Ao meditar acerca das razões porque o peixe mudara de cor precisamente na hora em que o pintor assentava na sua fidelidade, ele pensou que, lá dentro do aquário, o peixe, realizando o seu número de prestidigitação, pretendia fazer notar que existe apenas uma lei que abrange tanto o mundo das coisas como o da imaginação. Essa lei seria a metamorfose. Compreendida a nova espécie de fidelidade, o artista pintou na sua tela um peixe amarelo”. Autor: Herberto Hélder[2]

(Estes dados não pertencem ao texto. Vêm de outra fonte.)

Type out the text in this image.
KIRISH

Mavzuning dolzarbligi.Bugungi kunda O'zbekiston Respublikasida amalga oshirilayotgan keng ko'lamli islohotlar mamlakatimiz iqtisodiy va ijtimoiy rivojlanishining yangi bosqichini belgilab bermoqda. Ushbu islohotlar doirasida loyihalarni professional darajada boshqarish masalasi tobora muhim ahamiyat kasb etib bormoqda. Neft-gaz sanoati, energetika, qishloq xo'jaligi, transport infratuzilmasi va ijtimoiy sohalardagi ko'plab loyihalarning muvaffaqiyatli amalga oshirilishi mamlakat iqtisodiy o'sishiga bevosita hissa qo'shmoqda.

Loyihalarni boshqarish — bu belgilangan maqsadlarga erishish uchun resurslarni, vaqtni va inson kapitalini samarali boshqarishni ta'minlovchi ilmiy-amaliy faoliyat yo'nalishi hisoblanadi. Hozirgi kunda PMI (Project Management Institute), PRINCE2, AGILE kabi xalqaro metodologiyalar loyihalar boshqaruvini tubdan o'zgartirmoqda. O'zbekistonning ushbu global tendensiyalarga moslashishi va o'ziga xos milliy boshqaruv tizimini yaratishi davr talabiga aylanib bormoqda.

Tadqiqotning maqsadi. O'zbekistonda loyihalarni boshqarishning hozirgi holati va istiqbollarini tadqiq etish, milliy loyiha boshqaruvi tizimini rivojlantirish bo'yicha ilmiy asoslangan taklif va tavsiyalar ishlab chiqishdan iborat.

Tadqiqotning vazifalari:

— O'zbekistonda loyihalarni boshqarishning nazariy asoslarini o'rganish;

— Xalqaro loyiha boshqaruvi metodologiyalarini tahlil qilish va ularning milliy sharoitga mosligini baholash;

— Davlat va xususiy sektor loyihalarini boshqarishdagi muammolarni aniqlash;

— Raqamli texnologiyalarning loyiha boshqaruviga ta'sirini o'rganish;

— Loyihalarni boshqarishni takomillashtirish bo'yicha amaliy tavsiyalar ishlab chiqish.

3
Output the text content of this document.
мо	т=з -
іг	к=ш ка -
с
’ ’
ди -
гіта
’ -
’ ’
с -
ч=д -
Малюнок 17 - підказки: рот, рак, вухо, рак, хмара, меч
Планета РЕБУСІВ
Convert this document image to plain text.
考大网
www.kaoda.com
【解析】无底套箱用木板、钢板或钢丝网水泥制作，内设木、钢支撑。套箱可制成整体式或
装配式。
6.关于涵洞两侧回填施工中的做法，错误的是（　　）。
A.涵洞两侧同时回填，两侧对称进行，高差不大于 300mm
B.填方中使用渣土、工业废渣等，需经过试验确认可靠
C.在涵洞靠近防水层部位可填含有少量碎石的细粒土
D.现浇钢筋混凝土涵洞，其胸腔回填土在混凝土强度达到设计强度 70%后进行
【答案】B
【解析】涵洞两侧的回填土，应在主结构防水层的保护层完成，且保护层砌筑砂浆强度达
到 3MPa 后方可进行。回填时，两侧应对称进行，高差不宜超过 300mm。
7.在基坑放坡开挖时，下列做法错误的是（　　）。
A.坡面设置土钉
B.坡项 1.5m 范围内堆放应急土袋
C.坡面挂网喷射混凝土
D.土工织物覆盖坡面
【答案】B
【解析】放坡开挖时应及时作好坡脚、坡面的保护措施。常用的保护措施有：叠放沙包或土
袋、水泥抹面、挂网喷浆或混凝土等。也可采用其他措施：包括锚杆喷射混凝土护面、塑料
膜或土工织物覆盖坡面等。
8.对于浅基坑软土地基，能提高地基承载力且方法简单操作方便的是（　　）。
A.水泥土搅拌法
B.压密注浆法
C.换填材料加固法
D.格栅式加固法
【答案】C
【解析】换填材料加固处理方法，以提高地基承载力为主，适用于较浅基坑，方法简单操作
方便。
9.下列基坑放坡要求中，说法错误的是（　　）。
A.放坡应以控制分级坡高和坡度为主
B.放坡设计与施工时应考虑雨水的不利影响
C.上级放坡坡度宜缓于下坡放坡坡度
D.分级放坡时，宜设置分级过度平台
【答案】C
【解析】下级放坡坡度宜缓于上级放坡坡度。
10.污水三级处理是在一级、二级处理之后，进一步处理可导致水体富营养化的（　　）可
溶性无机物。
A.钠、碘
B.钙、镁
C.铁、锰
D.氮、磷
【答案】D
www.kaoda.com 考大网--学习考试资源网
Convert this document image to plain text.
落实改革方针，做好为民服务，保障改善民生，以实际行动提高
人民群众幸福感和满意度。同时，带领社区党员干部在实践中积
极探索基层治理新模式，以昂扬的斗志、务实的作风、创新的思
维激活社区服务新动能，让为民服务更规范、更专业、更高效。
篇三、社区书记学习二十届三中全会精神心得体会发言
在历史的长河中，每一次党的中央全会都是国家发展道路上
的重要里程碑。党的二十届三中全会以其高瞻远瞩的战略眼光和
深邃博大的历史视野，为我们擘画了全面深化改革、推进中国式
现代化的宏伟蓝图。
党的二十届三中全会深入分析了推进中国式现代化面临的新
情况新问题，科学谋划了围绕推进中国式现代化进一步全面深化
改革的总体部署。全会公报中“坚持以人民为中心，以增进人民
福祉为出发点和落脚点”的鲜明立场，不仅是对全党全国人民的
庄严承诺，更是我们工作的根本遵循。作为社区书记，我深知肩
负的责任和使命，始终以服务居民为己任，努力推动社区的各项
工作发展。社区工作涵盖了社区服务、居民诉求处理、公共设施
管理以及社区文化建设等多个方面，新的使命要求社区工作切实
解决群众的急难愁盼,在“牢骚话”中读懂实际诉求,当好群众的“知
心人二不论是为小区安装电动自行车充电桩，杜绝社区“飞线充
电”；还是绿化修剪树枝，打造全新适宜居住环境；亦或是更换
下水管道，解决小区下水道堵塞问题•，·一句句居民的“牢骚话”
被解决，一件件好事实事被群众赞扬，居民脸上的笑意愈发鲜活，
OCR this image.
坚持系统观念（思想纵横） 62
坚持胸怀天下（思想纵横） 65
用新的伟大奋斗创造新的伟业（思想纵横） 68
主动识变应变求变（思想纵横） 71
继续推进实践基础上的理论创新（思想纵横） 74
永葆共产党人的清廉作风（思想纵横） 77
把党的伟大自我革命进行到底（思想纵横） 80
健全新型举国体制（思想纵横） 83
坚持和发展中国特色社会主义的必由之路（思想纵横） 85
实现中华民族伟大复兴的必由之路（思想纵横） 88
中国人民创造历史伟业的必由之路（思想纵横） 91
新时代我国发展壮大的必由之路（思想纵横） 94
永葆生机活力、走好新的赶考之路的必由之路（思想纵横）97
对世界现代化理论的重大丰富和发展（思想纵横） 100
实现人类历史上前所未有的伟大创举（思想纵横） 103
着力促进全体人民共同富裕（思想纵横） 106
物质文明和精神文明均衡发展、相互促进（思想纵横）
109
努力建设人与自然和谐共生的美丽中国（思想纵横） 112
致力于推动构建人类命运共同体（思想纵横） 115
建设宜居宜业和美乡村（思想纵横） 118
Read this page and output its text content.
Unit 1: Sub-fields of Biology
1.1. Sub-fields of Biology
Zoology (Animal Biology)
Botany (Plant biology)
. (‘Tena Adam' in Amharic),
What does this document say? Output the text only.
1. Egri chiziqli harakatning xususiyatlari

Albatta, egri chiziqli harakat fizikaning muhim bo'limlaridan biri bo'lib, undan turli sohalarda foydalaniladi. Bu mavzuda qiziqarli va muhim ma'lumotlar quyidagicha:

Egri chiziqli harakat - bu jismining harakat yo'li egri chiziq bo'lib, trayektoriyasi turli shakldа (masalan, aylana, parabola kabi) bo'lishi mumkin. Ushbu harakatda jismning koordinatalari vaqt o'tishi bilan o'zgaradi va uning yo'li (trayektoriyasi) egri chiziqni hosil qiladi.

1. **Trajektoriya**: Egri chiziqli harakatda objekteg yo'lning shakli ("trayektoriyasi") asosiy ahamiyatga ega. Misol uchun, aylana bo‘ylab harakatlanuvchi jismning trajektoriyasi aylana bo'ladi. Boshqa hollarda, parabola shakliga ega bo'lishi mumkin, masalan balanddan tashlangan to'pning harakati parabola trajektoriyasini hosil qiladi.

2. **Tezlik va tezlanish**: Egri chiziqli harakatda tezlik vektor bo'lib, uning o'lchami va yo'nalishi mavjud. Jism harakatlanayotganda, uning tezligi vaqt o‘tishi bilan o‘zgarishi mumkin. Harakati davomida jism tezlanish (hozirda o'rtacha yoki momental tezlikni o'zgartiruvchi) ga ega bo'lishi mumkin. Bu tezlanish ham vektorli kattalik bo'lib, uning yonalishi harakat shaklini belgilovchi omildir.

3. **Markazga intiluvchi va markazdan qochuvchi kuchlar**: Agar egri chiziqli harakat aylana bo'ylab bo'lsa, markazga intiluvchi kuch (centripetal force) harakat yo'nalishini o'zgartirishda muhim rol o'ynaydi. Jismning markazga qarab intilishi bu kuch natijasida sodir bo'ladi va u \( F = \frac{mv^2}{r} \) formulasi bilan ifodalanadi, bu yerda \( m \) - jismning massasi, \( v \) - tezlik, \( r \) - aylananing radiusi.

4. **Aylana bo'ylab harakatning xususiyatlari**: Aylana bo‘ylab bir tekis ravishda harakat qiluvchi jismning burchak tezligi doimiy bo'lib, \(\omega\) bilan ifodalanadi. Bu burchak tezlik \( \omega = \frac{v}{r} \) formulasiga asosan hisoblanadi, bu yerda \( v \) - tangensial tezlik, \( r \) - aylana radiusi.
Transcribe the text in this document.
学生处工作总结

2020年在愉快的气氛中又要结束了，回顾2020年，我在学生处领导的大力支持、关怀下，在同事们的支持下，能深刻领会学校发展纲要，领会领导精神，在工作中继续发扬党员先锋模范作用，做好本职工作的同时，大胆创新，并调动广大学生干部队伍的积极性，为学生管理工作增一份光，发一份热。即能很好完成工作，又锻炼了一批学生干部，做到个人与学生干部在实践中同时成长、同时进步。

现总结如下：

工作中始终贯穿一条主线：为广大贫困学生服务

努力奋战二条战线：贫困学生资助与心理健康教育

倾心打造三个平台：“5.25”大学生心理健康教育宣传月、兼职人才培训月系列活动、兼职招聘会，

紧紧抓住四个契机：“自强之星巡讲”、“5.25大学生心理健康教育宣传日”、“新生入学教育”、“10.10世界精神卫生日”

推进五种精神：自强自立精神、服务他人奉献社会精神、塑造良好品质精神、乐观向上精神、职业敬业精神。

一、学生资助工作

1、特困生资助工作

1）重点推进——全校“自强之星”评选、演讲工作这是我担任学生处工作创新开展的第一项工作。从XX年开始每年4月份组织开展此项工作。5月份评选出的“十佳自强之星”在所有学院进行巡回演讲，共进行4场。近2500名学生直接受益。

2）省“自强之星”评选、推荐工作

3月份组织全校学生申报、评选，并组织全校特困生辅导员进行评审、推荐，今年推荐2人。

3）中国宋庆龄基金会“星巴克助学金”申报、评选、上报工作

DISPOSIÇÃO 3. – Que reter de tudo. Duas palavras: a Paciência e a Mudança, dentro e fora de nós. Paciência e Mudança, através da Conversão, pessoal e comunitária, que se faz penitência (podemos dizer sacrifício) e graça (podemos dizer dom). E desse modo a construção do reino de Deus avança como «semente», no dizer de Jesus, (grão de mostarda…e que nos chegue (não… em hora imprópria) a mostarda ao nariz!?); e como «peixe amarelo», com tanto de vermelho e de preto, a fundo perdido/ganho…, no dizer de Herberto Hélder.

Vivemos no tempo da Paciência e da Mudança e não da colheita nem do pagamento.

 

Por:Pedro José, Gafanha da Nazaré/Encarnação, 14-06-2012. Caracteres (esp.incl.): 5293.


[1] Cfr. Resumo/síntese pessoal a partir de: www.ihu.unisinos.br/espiritualidade/comentario-evangelho/500157-domingo-14-de-junho-evangelho-segundo-sao-marcos-426-34 , acesso: 14-06-2012; e de Missal Quotidiano – Dominical e Ferial, Paulus, Lisboa, 2010, p. 1432.

[2] Texto/Conto de Herberto Hélder, Dinastia, Galeria de Arte, Lisboa, 1968, presente no Catálogo da Exposição do pintor Manuel Cargaleiro. O texto termina com a frase “Por isso é que Cargaleiro é exemplar e fascinante”. FONTE: In Dossié Especial – Expresso, Suplemento da edição nº2065 de 26/05/2012: «Museu Manuel Cargaleiro, Castelo Branco», p.05. Obs. Os negritos no conto são da nossa responsabilidade.